Vorstoß auf dem Bund-Länder-Gipfel: UN-Flüchtlingshilfswerk sieht Asylverfahren in Drittstaaten kritisch

Bund und Länder haben sich darauf geeinigt, zu prüfen, ob Asylverfahren außerhalb der EU durchgeführt werden können. Das UN-Flüchtlingshilfswerk hält das für nicht umsetzbar.

Es war das Thema, das die Ministerpräsidenten entzweite und für den größten Ärger bei den Beratungen im Kanzleramt mit Olaf Scholz sorgte. Die Forderung der unionsgeführten Länder, dass Asylverfahren künftig auch in Drittstaaten außerhalb der EU durchgeführt werden sollten, hatte die SPD-Ministerpräsidenten überrascht und zu einer stundenlangen Verzögerung geführt.

Die Idee, die auch Baden-Württembergs grüner Ministerpräsident Winfried Kretschmann unterstützt hatte, kommt vom
Migrationsforscher Gerald Knaus, der als Vordenker des EU-Türkei-Deals gilt. Am Ende des Treffens im Kanzleramt einigten sich Bund und Länder darauf, solche Asylverfahren in Drittstaaten zu prüfen.

In der Union wird der Vorstoß auch damit unterfüttert, dass die Asylverfahren unter der Obhut des UN-Flüchtlingshilfswerks UNHCR ablaufen sollen. Deutschland ist dort zweitgrößte Zahlernation. Die Camps, die sich die Union offenbar vorstellt, sollen von der Organisation gemanagt werden. Auch soll das UNHCR dafür stehen, dass die Verfahren rechtlich sauber verlaufen.

Doch beim UN-Flüchtlingshilfswerk hält man gar nicht so viel von der Idee. „Das UNHCR vertritt seit langem den Standpunkt, dass Rückführungen oder Überstellungen in sichere Drittstaaten nur dann als angemessen angesehen werden können, wenn bestimmte Standards erfüllt sind – insbesondere, dass diese Länder die Rechte aus der Genfer Flüchtlingskonvention und die menschenrechtlichen Verpflichtungen in vollem Umfang respektieren“, teilte der deutsche Ableger des UNHCR auf Tagesspiegel-Anfrage mit.
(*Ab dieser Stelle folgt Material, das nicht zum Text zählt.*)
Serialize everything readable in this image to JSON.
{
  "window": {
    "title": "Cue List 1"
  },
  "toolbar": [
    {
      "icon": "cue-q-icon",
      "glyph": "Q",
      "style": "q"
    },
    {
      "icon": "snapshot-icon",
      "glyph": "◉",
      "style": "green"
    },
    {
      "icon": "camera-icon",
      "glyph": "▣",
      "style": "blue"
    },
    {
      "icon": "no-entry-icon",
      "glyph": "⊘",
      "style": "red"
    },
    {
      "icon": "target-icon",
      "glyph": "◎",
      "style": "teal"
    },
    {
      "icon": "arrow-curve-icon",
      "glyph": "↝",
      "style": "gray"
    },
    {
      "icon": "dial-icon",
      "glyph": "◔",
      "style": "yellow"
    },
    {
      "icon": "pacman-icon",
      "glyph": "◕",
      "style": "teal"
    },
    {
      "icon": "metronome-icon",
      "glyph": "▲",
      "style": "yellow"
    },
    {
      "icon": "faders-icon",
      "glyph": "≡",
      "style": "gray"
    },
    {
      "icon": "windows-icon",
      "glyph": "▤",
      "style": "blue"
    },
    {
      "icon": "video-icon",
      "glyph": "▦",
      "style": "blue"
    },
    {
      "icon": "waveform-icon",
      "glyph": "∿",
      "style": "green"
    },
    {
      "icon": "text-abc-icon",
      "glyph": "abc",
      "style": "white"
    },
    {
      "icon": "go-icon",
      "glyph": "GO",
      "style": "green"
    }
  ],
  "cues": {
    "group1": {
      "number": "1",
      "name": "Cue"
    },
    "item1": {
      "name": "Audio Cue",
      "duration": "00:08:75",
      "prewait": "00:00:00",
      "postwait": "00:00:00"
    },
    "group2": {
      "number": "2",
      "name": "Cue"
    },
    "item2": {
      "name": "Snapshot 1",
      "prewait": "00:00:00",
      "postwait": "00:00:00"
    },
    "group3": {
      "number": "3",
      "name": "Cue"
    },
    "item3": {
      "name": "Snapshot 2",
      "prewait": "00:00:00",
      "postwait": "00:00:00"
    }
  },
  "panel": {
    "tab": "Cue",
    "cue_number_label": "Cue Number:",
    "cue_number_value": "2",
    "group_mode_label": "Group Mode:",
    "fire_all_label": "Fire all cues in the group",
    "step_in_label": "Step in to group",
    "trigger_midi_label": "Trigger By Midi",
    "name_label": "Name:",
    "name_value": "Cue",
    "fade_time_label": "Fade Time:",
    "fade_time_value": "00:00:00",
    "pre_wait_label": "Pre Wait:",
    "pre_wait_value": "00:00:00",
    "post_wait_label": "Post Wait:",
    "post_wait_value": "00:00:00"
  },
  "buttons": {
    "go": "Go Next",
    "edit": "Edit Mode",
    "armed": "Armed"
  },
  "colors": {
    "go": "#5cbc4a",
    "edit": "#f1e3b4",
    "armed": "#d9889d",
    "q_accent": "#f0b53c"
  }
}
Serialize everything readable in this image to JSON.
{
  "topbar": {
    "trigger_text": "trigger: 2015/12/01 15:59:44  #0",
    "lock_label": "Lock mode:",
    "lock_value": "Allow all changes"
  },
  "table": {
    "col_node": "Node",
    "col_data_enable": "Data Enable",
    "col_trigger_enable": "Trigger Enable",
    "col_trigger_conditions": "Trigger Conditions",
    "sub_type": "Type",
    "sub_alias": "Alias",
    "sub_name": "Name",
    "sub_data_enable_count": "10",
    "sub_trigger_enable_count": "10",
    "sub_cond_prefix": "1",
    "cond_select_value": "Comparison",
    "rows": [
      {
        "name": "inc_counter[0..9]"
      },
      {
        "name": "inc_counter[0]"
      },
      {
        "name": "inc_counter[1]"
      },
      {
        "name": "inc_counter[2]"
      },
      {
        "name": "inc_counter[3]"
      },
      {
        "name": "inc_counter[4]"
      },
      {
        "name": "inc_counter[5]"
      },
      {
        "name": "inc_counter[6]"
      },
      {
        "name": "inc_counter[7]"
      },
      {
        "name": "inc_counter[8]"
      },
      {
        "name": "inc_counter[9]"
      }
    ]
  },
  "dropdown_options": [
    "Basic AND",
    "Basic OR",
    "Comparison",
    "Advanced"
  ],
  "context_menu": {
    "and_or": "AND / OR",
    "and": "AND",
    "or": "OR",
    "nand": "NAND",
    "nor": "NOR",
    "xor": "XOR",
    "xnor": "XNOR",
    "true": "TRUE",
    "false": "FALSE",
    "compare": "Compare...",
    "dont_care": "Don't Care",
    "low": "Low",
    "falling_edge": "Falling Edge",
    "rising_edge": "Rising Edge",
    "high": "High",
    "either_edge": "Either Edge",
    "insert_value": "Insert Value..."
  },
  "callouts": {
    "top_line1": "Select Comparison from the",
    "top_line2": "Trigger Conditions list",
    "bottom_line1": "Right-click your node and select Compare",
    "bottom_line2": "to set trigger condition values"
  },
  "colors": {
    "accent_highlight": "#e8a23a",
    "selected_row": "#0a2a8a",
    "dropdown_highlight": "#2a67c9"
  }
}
Zudem müsste die Vereinbarung dazu beitragen, die Verantwortung für Flüchtlinge fair unter den Staaten zu teilen, anstatt sie nur zu verlagern.

Die primäre Verantwortung für die Prüfung von Asylanträgen liegt bei dem Staat, in dem ein Asylsuchender ankommt.

Sprecher des UN-Flüchtlingshilfswerks UNHCR

Ein Sprecher des UNHCR Deutschland erklärte weiter: „Nach dem Flüchtlingsvölkerrecht liegt die primäre Verantwortung für die Prüfung von Asylanträgen und die Gewährung von internationalem Schutz bei dem Staat, in dem ein Asylsuchender an den Land- oder Seegrenzen ankommt und um diesen Schutz ersucht.“ Diese Verpflichtung werde durch die Überstellung von Asylbewerbern oder die extraterritoriale Bearbeitung nicht berührt.

Es sei zwar möglich, dass zwischen den Staaten Vereinbarungen zu Überstellungen bei der Zusammenarbeit im Asylbereich getroffen werden, doch müssten solche Maßnahmen den Schutz von Flüchtlingen sicherstellen und insgesamt erweitern.

Das UNHCR habe immer wieder Maßnahmen gefordert, um die Lage im Mittelmeer zu verbessern und Solidarität mit den am meisten betroffenen Ländern zu zeigen, teilte der Sprecher weiter mit. Man sei sich aber der Herausforderungen bewusst, die die gleichzeitigen Migrations- und Fluchtbewegungen mit sich bringen würden.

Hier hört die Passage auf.